What’s the benefit? The idea is that you’re chasing talent rather than position. Running back has long been heralded as the most crucial position of a fantasy football roster. It used to be that you drafted a running back with your first round pick no matter who was available because it really was the smartest thing to do. These days, the times are changing. The passing game has taken over the NFL and receivers are becoming more and more reliable and scoring more points. Assuming the number of plays in a game stays relatively the same, this means fewer carries for running backs and many fewer touches for running backs who aren’t used in the passing game.

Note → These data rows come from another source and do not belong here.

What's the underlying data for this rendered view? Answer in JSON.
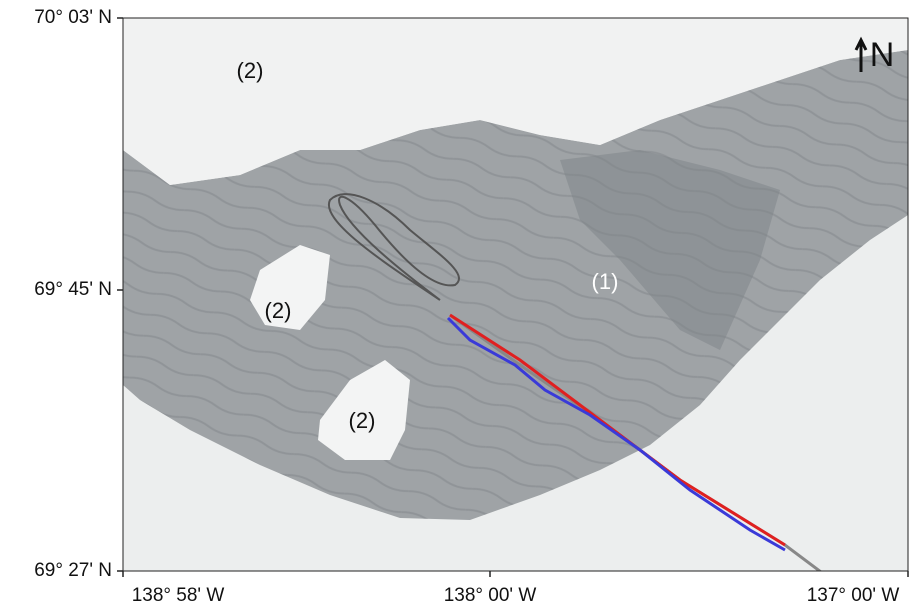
{
  "axes": {
    "lat_labels": [
      "70° 03' N",
      "69° 45' N",
      "69° 27' N"
    ],
    "lon_labels": [
      "138° 58' W",
      "138° 00' W",
      "137° 00' W"
    ]
  },
  "regions": [
    "(2)",
    "(2)",
    "(2)",
    "(1)"
  ],
  "north_label": "N"
}
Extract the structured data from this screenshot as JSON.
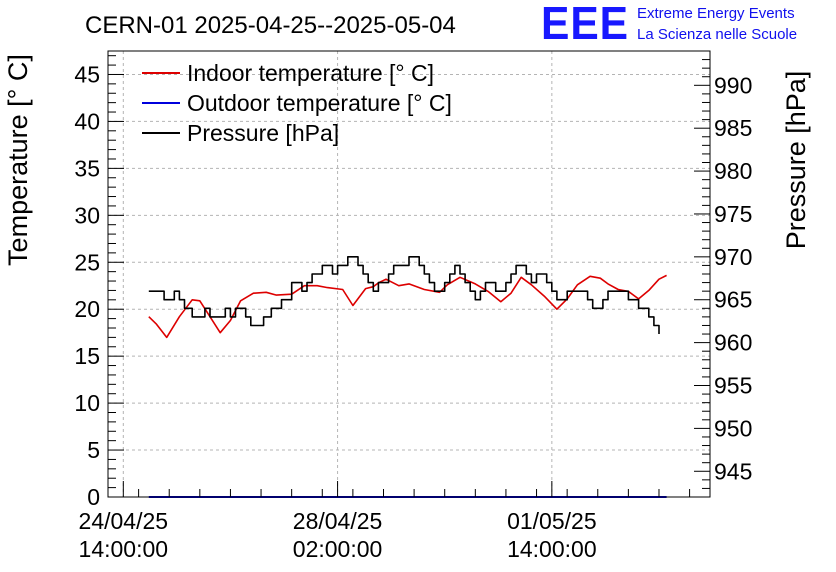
{
  "title": "CERN-01 2025-04-25--2025-05-04",
  "brand": {
    "logo": "EEE",
    "line1": "Extreme Energy Events",
    "line2": "La Scienza nelle Scuole",
    "color": "#1010ee"
  },
  "chart_data": {
    "type": "line",
    "title": "CERN-01 2025-04-25--2025-05-04",
    "ylabel": "Temperature [° C]",
    "y2label": "Pressure [hPa]",
    "ylim": [
      0,
      47.5
    ],
    "y2lim": [
      942,
      994
    ],
    "xlim_hours": [
      -6,
      230
    ],
    "yticks": [
      0,
      5,
      10,
      15,
      20,
      25,
      30,
      35,
      40,
      45
    ],
    "y2ticks": [
      945,
      950,
      955,
      960,
      965,
      970,
      975,
      980,
      985,
      990
    ],
    "xticks": [
      {
        "hours": 0,
        "date": "24/04/25",
        "time": "14:00:00"
      },
      {
        "hours": 84,
        "date": "28/04/25",
        "time": "02:00:00"
      },
      {
        "hours": 168,
        "date": "01/05/25",
        "time": "14:00:00"
      }
    ],
    "grid": true,
    "legend_position": "top-left",
    "series": [
      {
        "name": "Indoor temperature [° C]",
        "axis": "left",
        "color": "#dd0000",
        "x": [
          10,
          13,
          17,
          22,
          27,
          30,
          34,
          38,
          42,
          46,
          51,
          56,
          60,
          66,
          71,
          76,
          80,
          86,
          90,
          95,
          98,
          100,
          103,
          108,
          112,
          118,
          124,
          127,
          132,
          138,
          143,
          148,
          152,
          156,
          160,
          165,
          170,
          174,
          178,
          183,
          187,
          190,
          194,
          198,
          202,
          206,
          210,
          213
        ],
        "y": [
          19.2,
          18.4,
          17.0,
          19.2,
          21.0,
          20.9,
          19.2,
          17.5,
          18.8,
          20.9,
          21.7,
          21.8,
          21.5,
          21.6,
          22.5,
          22.5,
          22.3,
          22.1,
          20.4,
          22.2,
          22.4,
          22.8,
          23.2,
          22.5,
          22.7,
          22.1,
          21.8,
          22.6,
          23.4,
          22.7,
          21.9,
          20.8,
          21.7,
          23.4,
          22.6,
          21.4,
          20.0,
          21.1,
          22.6,
          23.5,
          23.3,
          22.7,
          22.1,
          21.9,
          21.1,
          22.0,
          23.2,
          23.6
        ]
      },
      {
        "name": "Outdoor temperature [° C]",
        "axis": "left",
        "color": "#0000dd",
        "x": [
          10,
          213
        ],
        "y": [
          0,
          0
        ]
      },
      {
        "name": "Pressure [hPa]",
        "axis": "right",
        "color": "#000000",
        "step": true,
        "x": [
          10,
          13,
          16,
          18,
          20,
          22,
          24,
          27,
          30,
          32,
          34,
          36,
          38,
          40,
          42,
          44,
          46,
          48,
          50,
          52,
          55,
          58,
          60,
          62,
          64,
          66,
          68,
          70,
          72,
          74,
          76,
          78,
          80,
          82,
          84,
          86,
          88,
          90,
          92,
          94,
          96,
          98,
          100,
          102,
          104,
          106,
          108,
          110,
          112,
          114,
          116,
          118,
          120,
          122,
          124,
          126,
          128,
          130,
          132,
          134,
          136,
          138,
          140,
          142,
          144,
          146,
          148,
          150,
          152,
          154,
          156,
          158,
          160,
          162,
          164,
          166,
          168,
          170,
          172,
          174,
          176,
          178,
          180,
          182,
          184,
          186,
          188,
          190,
          192,
          194,
          196,
          198,
          200,
          202,
          204,
          206,
          208,
          210
        ],
        "y": [
          966.0,
          966.0,
          965.0,
          965.0,
          966.0,
          965.0,
          964.0,
          963.0,
          963.0,
          964.0,
          963.0,
          963.0,
          963.0,
          964.0,
          963.0,
          964.0,
          964.0,
          963.0,
          962.0,
          962.0,
          963.0,
          964.0,
          964.0,
          965.0,
          965.0,
          967.0,
          967.0,
          966.0,
          967.0,
          968.0,
          968.0,
          969.0,
          969.0,
          968.0,
          969.0,
          969.0,
          970.0,
          970.0,
          969.0,
          968.0,
          967.0,
          966.0,
          967.0,
          967.0,
          968.0,
          969.0,
          969.0,
          969.0,
          970.0,
          970.0,
          969.0,
          968.0,
          967.0,
          966.0,
          966.0,
          967.0,
          968.0,
          969.0,
          968.0,
          967.0,
          966.0,
          965.0,
          966.0,
          967.0,
          967.0,
          966.0,
          966.0,
          967.0,
          968.0,
          969.0,
          969.0,
          968.0,
          967.0,
          968.0,
          968.0,
          967.0,
          966.0,
          965.0,
          965.0,
          966.0,
          966.0,
          966.0,
          966.0,
          965.0,
          964.0,
          964.0,
          965.0,
          966.0,
          966.0,
          966.0,
          966.0,
          965.0,
          965.0,
          964.0,
          964.0,
          963.0,
          962.0,
          961.0
        ]
      }
    ]
  }
}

Want some proof? Let’s go to the numbers. Both Antonio Brown (243pts) and Julio Jones (231pts) (wide receivers) outscored the top scoring running back, Devonta Freeman (230pts), from the 2015 season (ESPN standard scoring) – and that doesn’t even count PPR leagues! Following Freeman was yet another wide receiver in Brandon Marshall (223pts) before we get to the second running back Adrian Peterson (217pts). That’s nearly a 30-point difference from Peterson to Brown. So if you had used the Zero-RB strategy last year, you would have ended up with the highest scoring (Non-QB) player in the league. If you’d rolled with the standard strategy, you’d have gotten AP, the 5th best player – c’mon, none of you saw Freeman’s breakout coming.